UK Resilience Academy
- Type: Government training institution
- Established: 1989 (as Emergency Planning College)
- Parent institution: Cabinet Office (operated by Serco)
- Location: Easingwold, North Yorkshire, United Kingdom
- Campus: Hawkhills estate;
- Website: ukresilienceacademy.org

= UK Resilience Academy =

The UK Resilience Academy formerly known as the Emergency Planning College and "the Hawkhills" foremost a college, based in the United Kingdom which is involved in activities to promote organisational resilience. Since 2010 the college has been operated on behalf of the Cabinet Office by Serco, delivering training approved by the Civil Contingencies Secretariat (CCS) of the Cabinet Office. The college buildings are located at Easingwold near York in England.

==College history==
Since 1989, it has been the British Government's centre for running short seminars, workshops and courses on an inter–agency basis in the field of crisis management and emergency planning. The United Kingdom Warning and Monitoring Organisation disbanded in 1992. By 2000 the college was costing around £3 million per year to run, and was increasingly accommodating delegates from businesses. By 2003 there were 6,500 delegates attending courses, 10% of whom were from the private sector.

In 2010 the Home Office awarded the contract for running the college to Serco, with the contract valued at being worth around £55 million over 15 years.

==Staff==
In 2003 Major-General Michael Charlton-Weedy was appointed as CEO.

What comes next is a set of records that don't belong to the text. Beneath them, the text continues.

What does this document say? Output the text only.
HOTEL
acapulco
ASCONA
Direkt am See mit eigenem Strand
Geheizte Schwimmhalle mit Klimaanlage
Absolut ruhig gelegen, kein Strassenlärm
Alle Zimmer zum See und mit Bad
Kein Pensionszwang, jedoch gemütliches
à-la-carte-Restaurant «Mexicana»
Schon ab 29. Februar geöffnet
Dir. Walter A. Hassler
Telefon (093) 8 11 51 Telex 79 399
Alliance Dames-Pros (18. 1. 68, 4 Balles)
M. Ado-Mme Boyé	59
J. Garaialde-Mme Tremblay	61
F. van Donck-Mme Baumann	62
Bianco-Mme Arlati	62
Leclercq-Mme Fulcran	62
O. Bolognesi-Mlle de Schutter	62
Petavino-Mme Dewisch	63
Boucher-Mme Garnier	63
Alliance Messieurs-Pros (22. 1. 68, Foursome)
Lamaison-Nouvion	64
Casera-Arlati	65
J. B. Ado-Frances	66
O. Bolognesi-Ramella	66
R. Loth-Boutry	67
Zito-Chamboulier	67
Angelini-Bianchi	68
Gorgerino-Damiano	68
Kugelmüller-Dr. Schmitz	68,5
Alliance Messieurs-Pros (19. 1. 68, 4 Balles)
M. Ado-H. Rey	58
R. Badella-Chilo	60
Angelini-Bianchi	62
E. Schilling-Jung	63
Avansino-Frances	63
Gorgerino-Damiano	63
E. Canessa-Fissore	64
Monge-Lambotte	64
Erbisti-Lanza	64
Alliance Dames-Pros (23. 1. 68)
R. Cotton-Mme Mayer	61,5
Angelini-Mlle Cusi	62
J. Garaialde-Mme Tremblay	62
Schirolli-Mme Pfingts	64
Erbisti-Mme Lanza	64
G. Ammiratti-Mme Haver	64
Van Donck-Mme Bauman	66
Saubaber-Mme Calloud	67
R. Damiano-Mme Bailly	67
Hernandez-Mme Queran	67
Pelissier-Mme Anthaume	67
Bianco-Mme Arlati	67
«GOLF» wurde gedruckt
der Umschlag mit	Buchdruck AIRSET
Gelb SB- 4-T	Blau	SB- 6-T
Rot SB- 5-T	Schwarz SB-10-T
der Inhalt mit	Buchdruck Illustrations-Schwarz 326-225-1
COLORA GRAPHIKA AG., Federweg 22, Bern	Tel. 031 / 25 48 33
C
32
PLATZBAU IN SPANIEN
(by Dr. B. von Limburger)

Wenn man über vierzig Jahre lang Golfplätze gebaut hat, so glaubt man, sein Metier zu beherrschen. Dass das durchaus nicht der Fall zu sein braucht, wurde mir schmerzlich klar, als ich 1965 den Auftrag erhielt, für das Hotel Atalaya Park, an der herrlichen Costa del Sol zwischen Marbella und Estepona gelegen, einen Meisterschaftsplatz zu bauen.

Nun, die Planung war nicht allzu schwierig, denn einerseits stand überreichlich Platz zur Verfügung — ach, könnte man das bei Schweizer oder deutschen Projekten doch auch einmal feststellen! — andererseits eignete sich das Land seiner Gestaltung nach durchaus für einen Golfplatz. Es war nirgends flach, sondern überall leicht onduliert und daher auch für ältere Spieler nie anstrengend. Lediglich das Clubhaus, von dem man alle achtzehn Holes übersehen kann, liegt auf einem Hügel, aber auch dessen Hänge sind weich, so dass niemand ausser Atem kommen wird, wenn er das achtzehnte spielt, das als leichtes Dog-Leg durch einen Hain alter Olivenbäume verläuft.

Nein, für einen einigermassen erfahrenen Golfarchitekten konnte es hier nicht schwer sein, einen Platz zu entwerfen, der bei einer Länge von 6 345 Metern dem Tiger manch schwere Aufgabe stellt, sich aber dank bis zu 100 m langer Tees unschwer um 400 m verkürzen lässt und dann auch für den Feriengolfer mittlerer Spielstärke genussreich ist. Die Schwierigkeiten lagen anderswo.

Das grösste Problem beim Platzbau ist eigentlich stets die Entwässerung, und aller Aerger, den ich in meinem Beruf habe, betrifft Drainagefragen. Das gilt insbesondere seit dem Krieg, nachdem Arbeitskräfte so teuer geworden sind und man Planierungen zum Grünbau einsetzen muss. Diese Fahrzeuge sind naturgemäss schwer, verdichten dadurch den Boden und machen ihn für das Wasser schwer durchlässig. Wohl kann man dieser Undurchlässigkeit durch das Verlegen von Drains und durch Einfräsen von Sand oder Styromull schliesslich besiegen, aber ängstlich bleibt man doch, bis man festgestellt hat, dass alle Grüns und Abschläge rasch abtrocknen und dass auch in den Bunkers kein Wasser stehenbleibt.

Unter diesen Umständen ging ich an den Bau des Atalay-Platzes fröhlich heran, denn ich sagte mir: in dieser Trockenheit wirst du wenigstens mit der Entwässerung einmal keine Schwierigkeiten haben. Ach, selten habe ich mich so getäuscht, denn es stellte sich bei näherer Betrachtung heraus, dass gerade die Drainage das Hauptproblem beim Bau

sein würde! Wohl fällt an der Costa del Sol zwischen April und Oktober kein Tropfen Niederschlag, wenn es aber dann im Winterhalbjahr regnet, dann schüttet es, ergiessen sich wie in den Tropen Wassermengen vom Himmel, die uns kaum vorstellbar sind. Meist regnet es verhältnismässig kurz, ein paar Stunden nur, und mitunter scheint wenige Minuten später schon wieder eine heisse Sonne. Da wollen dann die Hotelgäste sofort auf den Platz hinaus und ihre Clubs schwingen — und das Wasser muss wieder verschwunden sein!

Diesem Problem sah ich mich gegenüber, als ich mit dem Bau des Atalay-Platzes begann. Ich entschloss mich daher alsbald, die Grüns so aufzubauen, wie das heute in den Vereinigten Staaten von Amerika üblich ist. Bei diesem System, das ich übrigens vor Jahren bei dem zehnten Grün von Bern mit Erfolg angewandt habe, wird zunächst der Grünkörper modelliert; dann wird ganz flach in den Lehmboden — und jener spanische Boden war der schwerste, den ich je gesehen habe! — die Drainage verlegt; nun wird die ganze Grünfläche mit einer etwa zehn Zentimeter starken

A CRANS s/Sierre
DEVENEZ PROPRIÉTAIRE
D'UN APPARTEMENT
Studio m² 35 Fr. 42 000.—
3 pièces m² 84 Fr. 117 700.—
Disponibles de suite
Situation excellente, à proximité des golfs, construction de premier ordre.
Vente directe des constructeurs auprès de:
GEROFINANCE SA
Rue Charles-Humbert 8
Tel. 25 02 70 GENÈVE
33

In 2013, Kate Betts, director of Barnsley-based media and PR agency Capital B Media, was appointed by the college as an associate trainer and consultant.

==Hawkhills==
The buildings were previously a private country house, then in 1937 the site was acquired by the Ministry of Works and became the second Home Office "Anti-Gas" School, as Britain prepared for the possibility of chemical warfare. The property went on to become a Civil Defence Corps training facility before eventually becoming the emergency planning college for the Home Office's F6 Emergency Planning Division.